Revolte in Algerien weitet sich aus

■ Seit Donnerstag 170 Tote und mehrere hundert Verletzte / Trotz Ausgangssperre und Schießbefehl gehen die Proteste in mehreren Städten Algeriens weiter

Algier (afp/taz) - Belagerungszustand, nächtliche Ausgangssperre und Schießbefehl haben die Demonstranten in Algier und anderen Städten Algeriens am Wochenende nicht von ihren Protesten gegen die sich verschlechternden Lebensbedingungen abhalten können. Inoffiziellen Angaben zufolge haben die Demonstrationen seit Donnerstag 170 Menschenleben und mehrere hundert Verletzte gefordert.

Die Zahl der Opfer im Großraum Algier wurde auf 115 Personen geschätzt. Allein in Kouba, einem südlichen Vorort der Hauptstadt, sollen sechzig Menschen umgekommen sein. Wie in anderen Vororten war es dort in der Nacht zum Sonntag trotz Ausgangssperre zu Protesten und Schießereien gekommen. Die Armee zielte nach Augenzeugenberichten von Panzern aus mit Maschinengewehren in die Menge. Zentren der Straßenproteste waren die dicht bevölkerten Armenviertel Algiers.

Mittlerweile beschränken sich die Demonstrationen nicht länger auf die Hauptstadt. In verschiedenen Provinzstädten sollen 60 Personen getötet worden sein. Die meisten Toten wurden aus Oran, der zweitgrößten Stadt des Landes gemeldet. Innenminister Hedi Khediri hatte am Samstagabend bestätigt, daß es auch in den Städten Mostaganem, Tiaret und Annaba zu Unruhen gekommen sei. Staatschef Chadli Benjedid hatte am Vorabend im Fernsehen in Botschaften an die Golfstaaten versichert, die Lage sei unter Kontrolle.

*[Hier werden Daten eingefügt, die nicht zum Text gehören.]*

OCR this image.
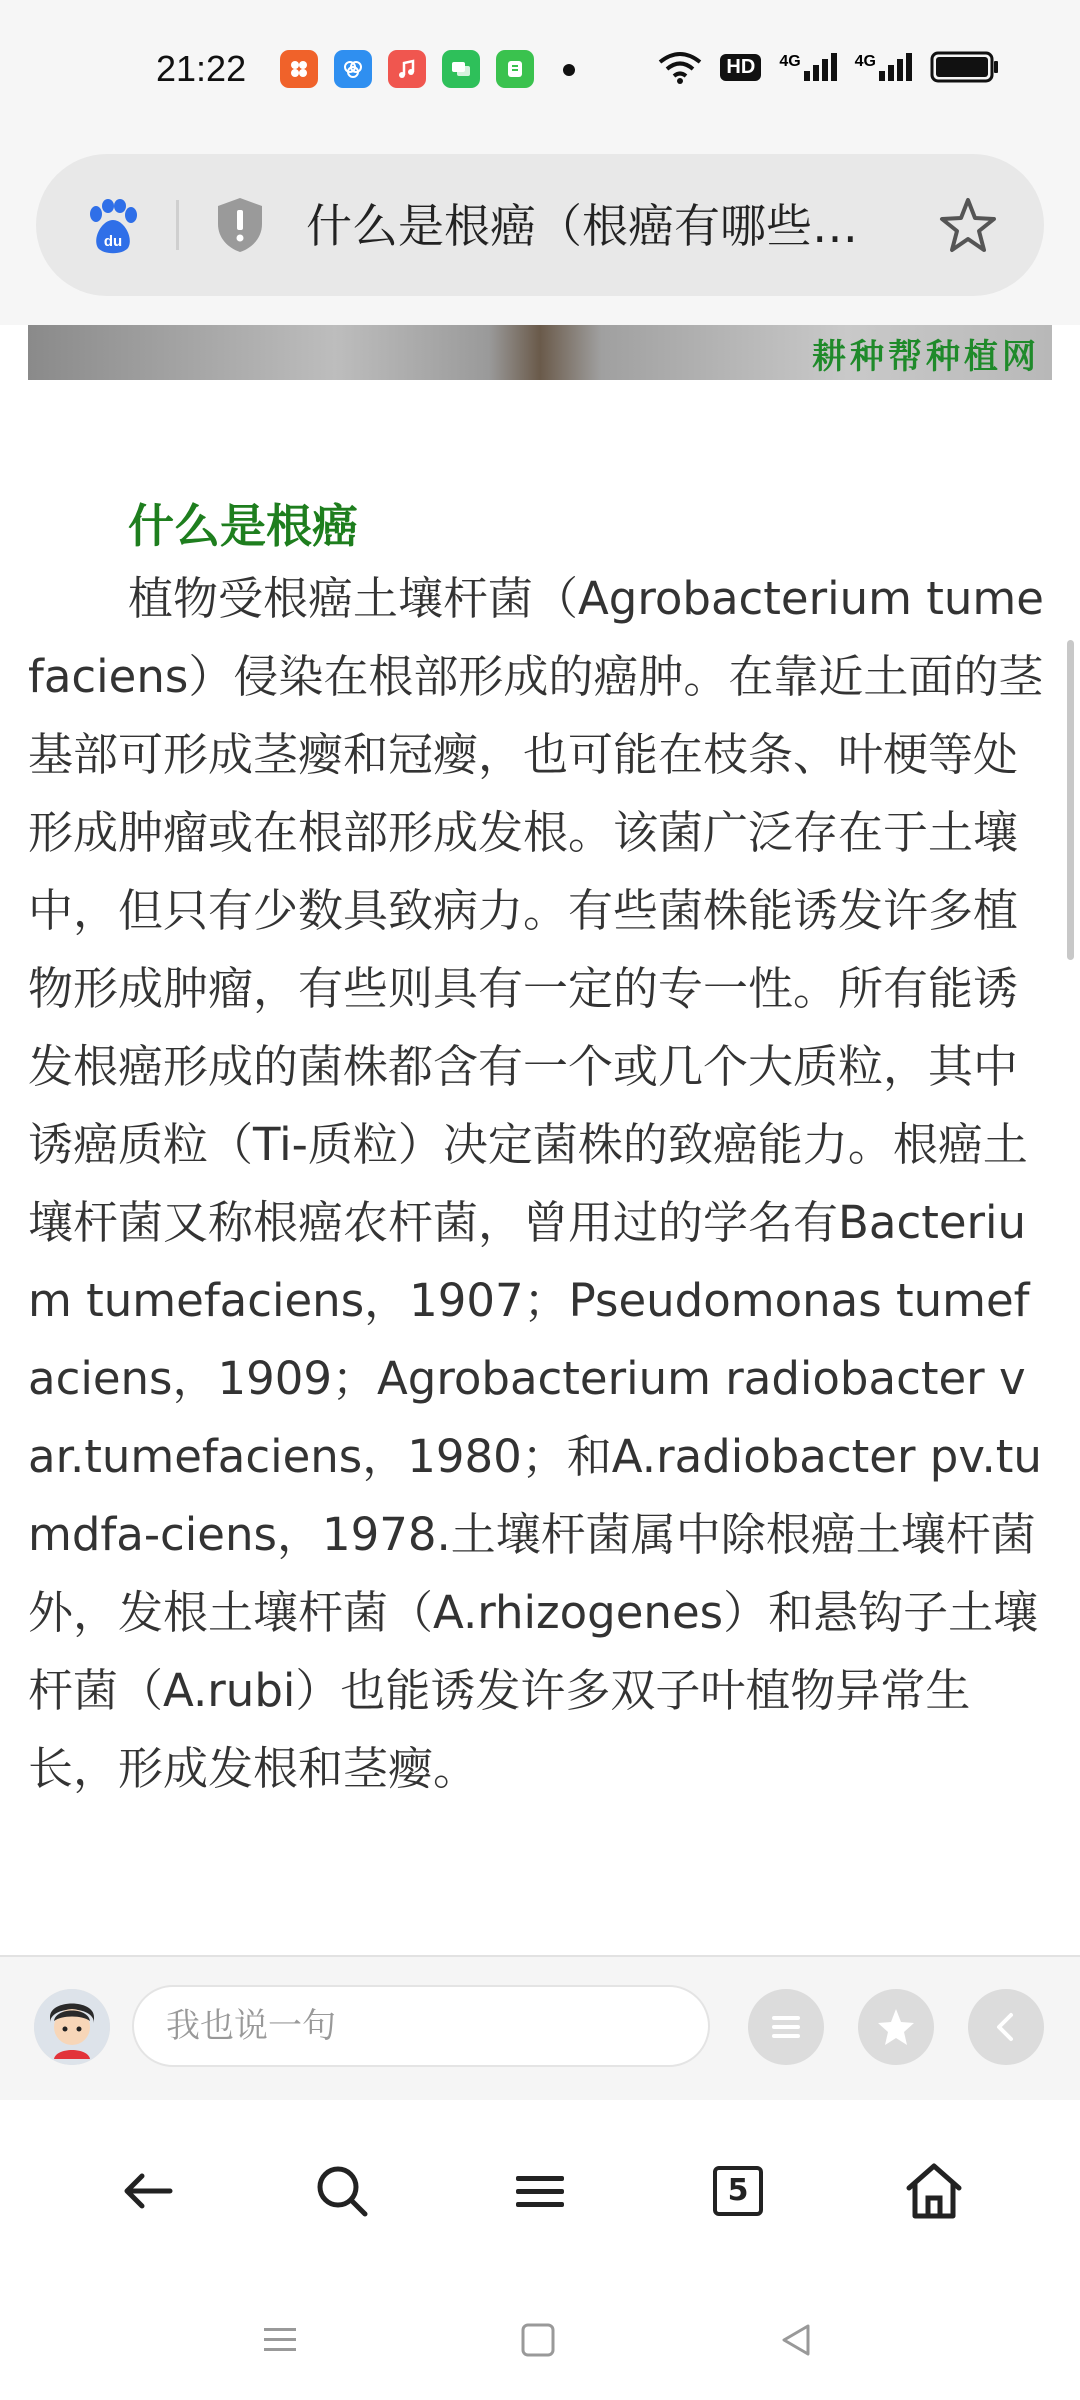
21:22	HD	4G	4G
du	什么是根癌（根癌有哪些…
耕种帮种植网
什么是根癌
植物受根癌土壤杆菌（Agrobacterium tumefaciens）侵染在根部形成的癌肿。在靠近土面的茎基部可形成茎瘿和冠瘿，也可能在枝条、叶梗等处形成肿瘤或在根部形成发根。该菌广泛存在于土壤中，但只有少数具致病力。有些菌株能诱发许多植物形成肿瘤，有些则具有一定的专一性。所有能诱发根癌形成的菌株都含有一个或几个大质粒，其中诱癌质粒（Ti-质粒）决定菌株的致癌能力。根癌土壤杆菌又称根癌农杆菌，曾用过的学名有Bacterium tumefaciens，1907；Pseudomonas tumefaciens，1909；Agrobacterium radiobacter var.tumefaciens，1980；和A.radiobacter pv.tumdfa-ciens，1978.土壤杆菌属中除根癌土壤杆菌外，发根土壤杆菌（A.rhizogenes）和悬钩子土壤杆菌（A.rubi）也能诱发许多双子叶植物异常生长，形成发根和茎瘿。
我也说一句
5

Die Proteste richten sich gegen die schwere Wirtschaftskrise, die dazu geführt hat, daß die Versorgung mit Grundnahrungsmitteln stark gefährdet ist. Hauptsächlich waren es unzufriedene Jugendliche ohne besondere politische Orientierung, die ihre Wut an den Symbolen der Mißwirtschaft und des Reichtums ausgelassen und dabei auch schon mal den Namen von Fußballvereinen skandiert hatten. Am Wochenende meldeten sich nun zwei politische Gruppierungen zu Wort. Eine bisher unbekannte „Volksbewegung für die algerische Erneuerung“ erklärte ihre Unterstützung für die Demonstrationen und forderte das Ende der Einparteien -Herrschaft. Gleichzeitig versuchen islamische Fundamentalisten offenbar, die Protestwelle für ihre Ziele zu kanalisieren.

Das Militär hat inzwischen Kontrollen an den Eingängen verschiedener Krankenhäuser der algerischen Hauptstadt Algier eingerichtet und die Kliniken angewiesen, die Leichen der bei den Unruhen Getöteten nicht an die Angehörigen zu übergeben. Damit soll verhindert werden, daß es bei Beerdigungen zu neuen Demonstrationen kommt.